The bias is estimated to be very large – around 0.1 for the M and around 0.13 for the H! The reason for this discrepancy is that the indices are computed within each group defined by the SES quintiles. These “conditional” contingency tables are much smaller, and even sparser than the overall dataset. It follows that the bias is even larger. One therefore has to be very careful when decomposing segregation measures for small or sparse samples.

## Conclusion

When working with segregation indices, it is important to be aware that
almost all “naive” estimators of these indices are upwardly biased. In many situations, this
bias will be small. However, if the overall sample size is small, or some of the
groups or units are small, the bias can be substantive. Importantly, it
is not always the case that the bias is small in large samples.
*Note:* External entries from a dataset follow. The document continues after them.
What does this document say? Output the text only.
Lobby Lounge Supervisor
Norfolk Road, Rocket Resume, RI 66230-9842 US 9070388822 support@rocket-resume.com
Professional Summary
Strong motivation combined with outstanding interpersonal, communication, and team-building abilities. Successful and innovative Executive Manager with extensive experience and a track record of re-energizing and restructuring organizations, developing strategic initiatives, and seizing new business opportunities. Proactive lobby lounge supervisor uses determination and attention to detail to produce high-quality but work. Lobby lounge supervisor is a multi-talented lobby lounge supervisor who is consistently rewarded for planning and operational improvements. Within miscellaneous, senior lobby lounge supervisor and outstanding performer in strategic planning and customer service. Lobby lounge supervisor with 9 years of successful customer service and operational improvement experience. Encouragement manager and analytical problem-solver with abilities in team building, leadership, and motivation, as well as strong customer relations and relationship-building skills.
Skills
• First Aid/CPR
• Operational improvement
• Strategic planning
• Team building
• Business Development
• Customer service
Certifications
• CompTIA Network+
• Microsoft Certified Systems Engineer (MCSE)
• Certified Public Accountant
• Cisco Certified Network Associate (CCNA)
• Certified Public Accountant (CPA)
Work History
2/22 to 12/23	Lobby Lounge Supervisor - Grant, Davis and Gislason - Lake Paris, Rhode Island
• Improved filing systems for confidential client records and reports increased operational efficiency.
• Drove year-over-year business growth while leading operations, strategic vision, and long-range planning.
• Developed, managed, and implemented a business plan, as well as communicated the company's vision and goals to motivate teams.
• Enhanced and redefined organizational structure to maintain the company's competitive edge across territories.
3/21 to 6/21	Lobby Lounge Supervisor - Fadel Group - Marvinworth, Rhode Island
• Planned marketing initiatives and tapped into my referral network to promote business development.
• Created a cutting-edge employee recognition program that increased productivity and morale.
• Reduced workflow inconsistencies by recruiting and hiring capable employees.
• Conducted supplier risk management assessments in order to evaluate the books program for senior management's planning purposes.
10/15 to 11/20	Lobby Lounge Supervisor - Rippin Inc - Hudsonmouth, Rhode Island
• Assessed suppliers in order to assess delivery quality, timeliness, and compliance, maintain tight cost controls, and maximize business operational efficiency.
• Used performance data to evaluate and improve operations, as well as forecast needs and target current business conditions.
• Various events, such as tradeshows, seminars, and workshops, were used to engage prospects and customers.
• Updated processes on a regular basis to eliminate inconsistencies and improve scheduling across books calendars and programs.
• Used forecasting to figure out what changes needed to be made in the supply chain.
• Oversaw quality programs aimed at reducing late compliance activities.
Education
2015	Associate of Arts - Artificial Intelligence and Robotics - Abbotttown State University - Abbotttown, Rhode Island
My
recommendation is to always check the sensitivity of your results using
*both* bootstrapping and by calculating “random segregation”. Special attention
needs to be paid when decomposing segregation measures for small or sparse
samples, as the decompositions will be based on even smaller/sparser samples.

## References

Winship, Christopher. 1977. A Revaluation of Indexes of Residential
Segregation. *Social Forces* 55(4): 1058-1066.

Carrington, William J. and Kenneth R. Troske. 1998. Interfirm
Segregation and the Black/White Wage Gap. *Journal of Labor Economics*
16(2): 231-260.